Para mantener la seguridad de las operaciones LDAP que procesan solicitudes de información de directorios, debe tener en cuenta lo siguiente:
La manera en que los clientes se identifican a sí mismos para obtener acceso a la información. La manera en que se realiza la identificación viene determinada por el nivel de credencial que se especifique para los clientes. El nivel de credencial es gestionado por el atributo credentialLevel, al que puede asignar uno de los siguientes valores:
anonymous
proxy
proxy anonymous
self
Para obtener descripciones detalladas de cada uno de estos valores, consulte Niveles de credencial de cliente.
El método de la autenticación del cliente. El método que se especifica se gestiona mediante el atributo authenticationMethod.
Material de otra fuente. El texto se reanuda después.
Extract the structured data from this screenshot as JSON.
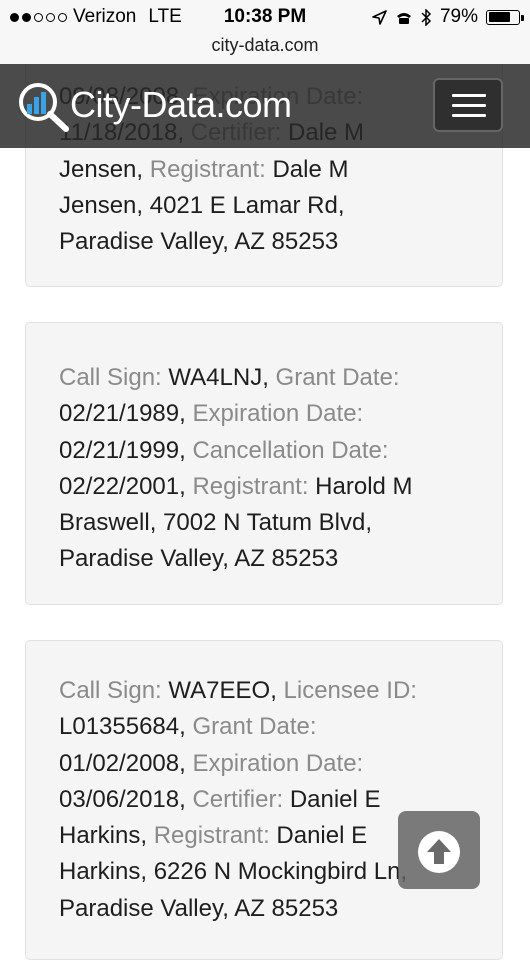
{
  "status_bar": {
    "signal_bars_filled": 2,
    "signal_bars_total": 5,
    "carrier": "Verizon",
    "network": "LTE",
    "time": "10:38 PM",
    "battery_percent": "79%",
    "battery_level": 0.79,
    "icons": [
      "location-arrow-icon",
      "alarm-icon",
      "bluetooth-icon"
    ]
  },
  "browser": {
    "url": "city-data.com"
  },
  "header": {
    "brand": "City-Data.com",
    "logo_icon": "magnifier-chart-icon",
    "menu_icon": "hamburger-menu-icon"
  },
  "records": [
    {
      "lines": [
        [
          {
            "k": "",
            "v": "09/08/2008, "
          },
          {
            "k": "Expiration Date:",
            "v": ""
          }
        ],
        [
          {
            "k": "",
            "v": "11/18/2018, "
          },
          {
            "k": "Certifier: ",
            "v": "Dale M"
          }
        ],
        [
          {
            "k": "",
            "v": "Jensen, "
          },
          {
            "k": "Registrant: ",
            "v": "Dale M"
          }
        ],
        [
          {
            "k": "",
            "v": "Jensen, 4021 E Lamar Rd,"
          }
        ],
        [
          {
            "k": "",
            "v": "Paradise Valley, AZ 85253"
          }
        ]
      ]
    },
    {
      "lines": [
        [
          {
            "k": "Call Sign: ",
            "v": "WA4LNJ, "
          },
          {
            "k": "Grant Date:",
            "v": ""
          }
        ],
        [
          {
            "k": "",
            "v": "02/21/1989, "
          },
          {
            "k": "Expiration Date:",
            "v": ""
          }
        ],
        [
          {
            "k": "",
            "v": "02/21/1999, "
          },
          {
            "k": "Cancellation Date:",
            "v": ""
          }
        ],
        [
          {
            "k": "",
            "v": "02/22/2001, "
          },
          {
            "k": "Registrant: ",
            "v": "Harold M"
          }
        ],
        [
          {
            "k": "",
            "v": "Braswell, 7002 N Tatum Blvd,"
          }
        ],
        [
          {
            "k": "",
            "v": "Paradise Valley, AZ 85253"
          }
        ]
      ]
    },
    {
      "lines": [
        [
          {
            "k": "Call Sign: ",
            "v": "WA7EEO, "
          },
          {
            "k": "Licensee ID:",
            "v": ""
          }
        ],
        [
          {
            "k": "",
            "v": "L01355684, "
          },
          {
            "k": "Grant Date:",
            "v": ""
          }
        ],
        [
          {
            "k": "",
            "v": "01/02/2008, "
          },
          {
            "k": "Expiration Date:",
            "v": ""
          }
        ],
        [
          {
            "k": "",
            "v": "03/06/2018, "
          },
          {
            "k": "Certifier: ",
            "v": "Daniel E"
          }
        ],
        [
          {
            "k": "",
            "v": "Harkins, "
          },
          {
            "k": "Registrant: ",
            "v": "Daniel E"
          }
        ],
        [
          {
            "k": "",
            "v": "Harkins, 6226 N Mockingbird Ln,"
          }
        ],
        [
          {
            "k": "",
            "v": "Paradise Valley, AZ 85253"
          }
        ]
      ]
    }
  ],
  "scroll_top_button": {
    "icon": "arrow-up-circle-icon"
  }
}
Puede especificar el método de autenticación mediante la asignación de una de las siguientes opciones:
none
simple
sasl/digest-MD5
sasl/cram-MD5
sasl/GSSAPI
tls:simple
tls:sasl/cram-MD5
tls:sasl/digest-MD5
Para obtener descripciones detalladas de cada uno de estos valores, consulte Métodos de autenticación para el servicio de nombres LDAP.
Además del nivel de credencial que se asignará a los clientes y el método de autenticación que desea usar, también debe tener en cuenta lo siguiente:
Si se va a utilizar Kerberos y la autenticación por usuario
El valor que se debe especificar para el atributo passwordStorageScheme de los servidores
La configuración de la información de control de acceso
Para obtener más información sobre ACI, consulte la Guía de administración para la versión de Oracle Directory Server Enterprise Edition que está utilizando.
Si los clientes utilizan el módulo pam_unix_* o pam_ldap para realizar la gestión de cuentas de LDAP
Esta consideración depende de que el servicio de nombres LDAP sea compatible con NIS.